Ruangan itu dipenuhi cahaya putih yang lembut. Cermin besar di sisi kanan memantulkan sosok-sosok yang sedang berdiri berhadapan, dikelilingi beberapa hanger berisi gaun dan jas pengantin.
Tiny berdiri di atas podium kecil, mengenakan gaun putih sederhana dengan potongan A-line. Wajahnya berbinar, dan ia memutar pelan tubuhnya di depan cermin.
“Eh, cantik nggak?” tanyanya, meski jelas-jelas sudah tahu jawabannya.
Andika yang sedang merapikan dasi tuxedo di depan cermin lain menoleh sebentar, lalu tersenyum. “Banget.”
Tiny langsung nyengir lebar. “Ih, kamu liatin terus sih. Ntar aku GR loh.”
“Ya memang sengaja biar kamu GR.”
Tiny terkekeh geli. Ia lalu memandang bayangannya sendiri di cermin. Gaun itu tampak pas di tubuh mungilnya. Lengan panjang, detail renda di bagian dada, dan potongan leher berbentuk hati. Tidak berlebihan, tapi tetap manis. Sesuai dengan kepribadiannya.
Penata rias mendekat, memperbaiki bagian pinggang gaunnya. “Ini perlu dikencangkan sedikit ya, Kak Tiny. Biar lebih ngepas.”
“Boleh. Tapi jangan terlalu ketat. Aku mau makan habis ini,” celetuk Tiny cepat.
Andika tertawa. “Jangan bilang kamu udah lapar lagi.”
“Ya iyalah!” Tiny mendengus. “Aku fitting, kamu fitting. Tapi perut aku doang yang bener-bener kerja keras nahan laper.”
Andika menggeleng pelan. Sekilas, ia memandangi Tiny diam-diam lewat pantulan cermin. Tatapan itu... penuh makna.
Sekilas, ia membayangkan hari itu—hari akad nanti. Tiny duduk di pelaminan, tersenyum, memakai gaun seperti ini. Di sampingnya... dirinya. Bersama. Sah.DaAndika menghela napas dalam-dalam. Tak disadari, ada rasa haru yang mulai merayap diam-diam.
Tiny menangkap tatapan itu. “Eh, kamu kenapa sih?
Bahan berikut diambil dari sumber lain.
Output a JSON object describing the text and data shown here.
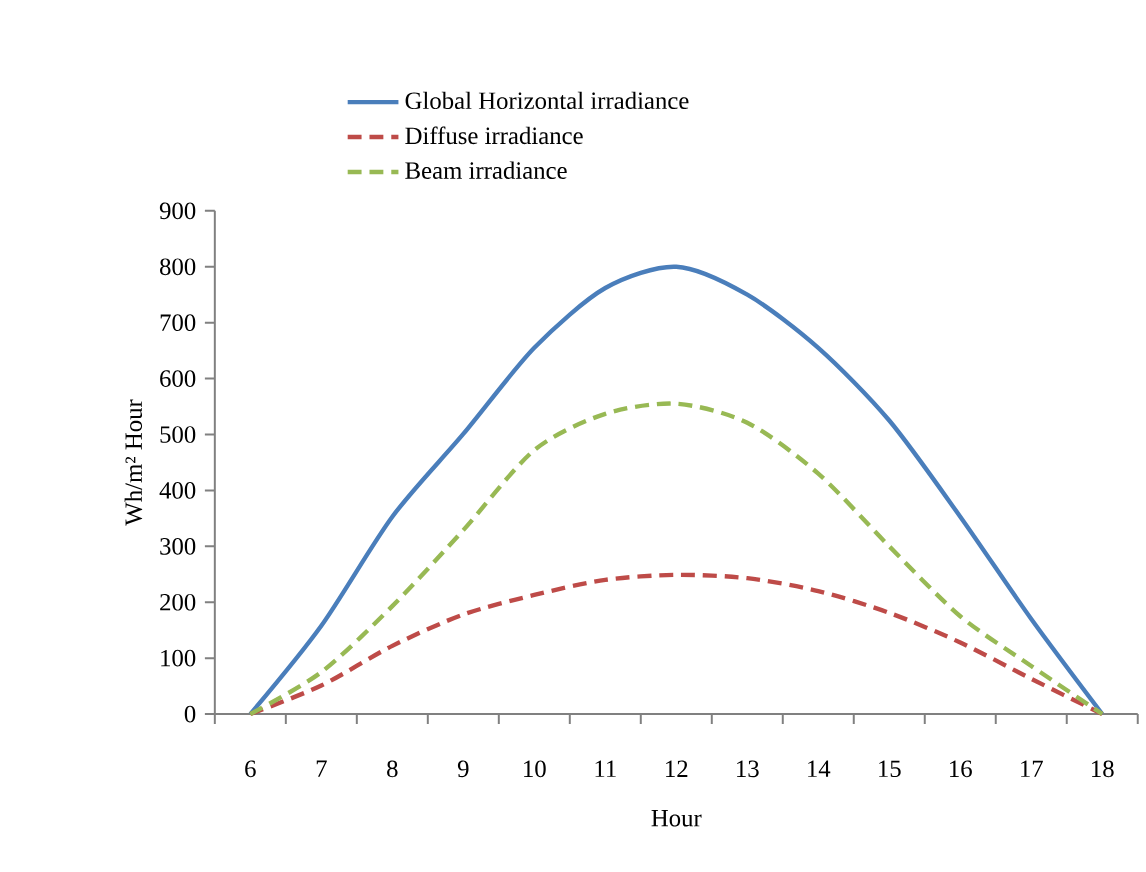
{
  "chart_data": {
    "type": "line",
    "xlabel": "Hour",
    "ylabel": "Wh/m² Hour",
    "categories": [
      "6",
      "7",
      "8",
      "9",
      "10",
      "11",
      "12",
      "13",
      "14",
      "15",
      "16",
      "17",
      "18"
    ],
    "series": [
      {
        "name": "Global Horizontal irradiance",
        "color": "#4a7ebb",
        "line_style": "solid",
        "values": [
          0,
          158,
          353,
          501,
          655,
          762,
          800,
          750,
          655,
          525,
          353,
          170,
          0
        ]
      },
      {
        "name": "Diffuse irradiance",
        "color": "#be4b48",
        "line_style": "dashed",
        "values": [
          0,
          51,
          122,
          178,
          213,
          240,
          249,
          243,
          220,
          181,
          128,
          63,
          0
        ]
      },
      {
        "name": "Beam irradiance",
        "color": "#98b954",
        "line_style": "dashed",
        "values": [
          0,
          75,
          193,
          329,
          472,
          537,
          555,
          521,
          430,
          300,
          175,
          86,
          0
        ]
      }
    ],
    "ylim": [
      0,
      900
    ],
    "yticks": [
      0,
      100,
      200,
      300,
      400,
      500,
      600,
      700,
      800,
      900
    ],
    "legend": "top",
    "marker": "none"
  }
}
Kok jadi melow?”
Andika mengalihkan pandangan sejenak, lalu menjawab pelan, “Nggak apa-apa. Cuma... bahagia aja.”
Tiny menatapnya sebentar. Suaranya lebih pelan kali ini. “Aku juga, Ndi.”
Keduanya kembali diam. Hanya suara gesekan halus kain dan bunyi jarum jahit yang sesekali terdengar.
Saat fitting hampir selesai, Tiny kembali bersuara, kali ini sambil mengayunkan gaunnya pelan. “Nanti kita foto-foto ya. Mumpung lagi pake baju kayak gini. Biar bisa pamer ke anak cucu nanti.”
Andika tersenyum. “Biar mereka tahu mamanya cerewet dari dulu?”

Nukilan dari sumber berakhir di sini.